Since then the situation has escalated into a war of words between the two men engrossing the entire country. Undeterred Datuk Zakaria has urged the Malaysian Anti-Corruption Commission (MACC) to investigate the allegations of financial discrepancies in FGV and those involved. Tan Sri Isa has welcomed the move stating that there is nothing to hide. Datuk Zakaria also issued an ultimatum to the Board of Directors – to choose between him or Tan Sri Isa. By all indications the boardroom tussle appears set to prolong, which prompted the government to interfere. Consequently, former minister and Pemandu chief executive officer Datuk Seri Idris Jala was appointed as an independent party to troubleshoot the FGV issue.

Just last month Malaysia celebrated 100 years of the palm oil industry. It has been the bedrock of Malaysia’s economy, socio-development and political stability. At the forefront is the Federal Land Development Authority (FELDA), considered by some observers as one of the most successful land settlement organizations in the world. FGV is supposed to be an extension of this success. The turmoil that has descended upon the global agricultural and agri-commodities company is unfortunate to say the least.

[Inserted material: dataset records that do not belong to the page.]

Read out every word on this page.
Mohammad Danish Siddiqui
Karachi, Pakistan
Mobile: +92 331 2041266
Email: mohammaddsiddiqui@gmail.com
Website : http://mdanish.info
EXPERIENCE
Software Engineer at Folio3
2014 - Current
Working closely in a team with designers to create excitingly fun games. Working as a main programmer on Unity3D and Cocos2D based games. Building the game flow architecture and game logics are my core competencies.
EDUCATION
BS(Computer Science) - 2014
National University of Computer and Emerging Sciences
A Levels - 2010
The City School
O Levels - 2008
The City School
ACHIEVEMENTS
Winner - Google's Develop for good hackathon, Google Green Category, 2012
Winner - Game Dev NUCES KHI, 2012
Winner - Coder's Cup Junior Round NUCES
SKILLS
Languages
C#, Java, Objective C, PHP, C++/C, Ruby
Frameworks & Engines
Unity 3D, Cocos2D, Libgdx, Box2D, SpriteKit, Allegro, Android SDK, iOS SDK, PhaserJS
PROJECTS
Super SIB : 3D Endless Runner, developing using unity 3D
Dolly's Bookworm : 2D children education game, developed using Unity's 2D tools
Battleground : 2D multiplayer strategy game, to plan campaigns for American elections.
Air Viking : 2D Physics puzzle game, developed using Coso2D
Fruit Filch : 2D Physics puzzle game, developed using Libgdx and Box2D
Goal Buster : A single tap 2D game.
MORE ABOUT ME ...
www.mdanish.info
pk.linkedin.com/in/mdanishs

Once again the world is watching as another notable Malaysian company is engulfed in a financial scandal. Likewise at the heart of the FGV issue is a matter of good governance and accountability. While previously it was flushed with a cash pile of more than RM5 billion after public listing, the funds are now no longer available. As investigations are underway, it is imperative that the MACC is allowed to carry out its duty independently without any political interference. At this juncture not only is the ruling party’s future at stake but most importantly the livelihoods of those who tirelessly toil the land.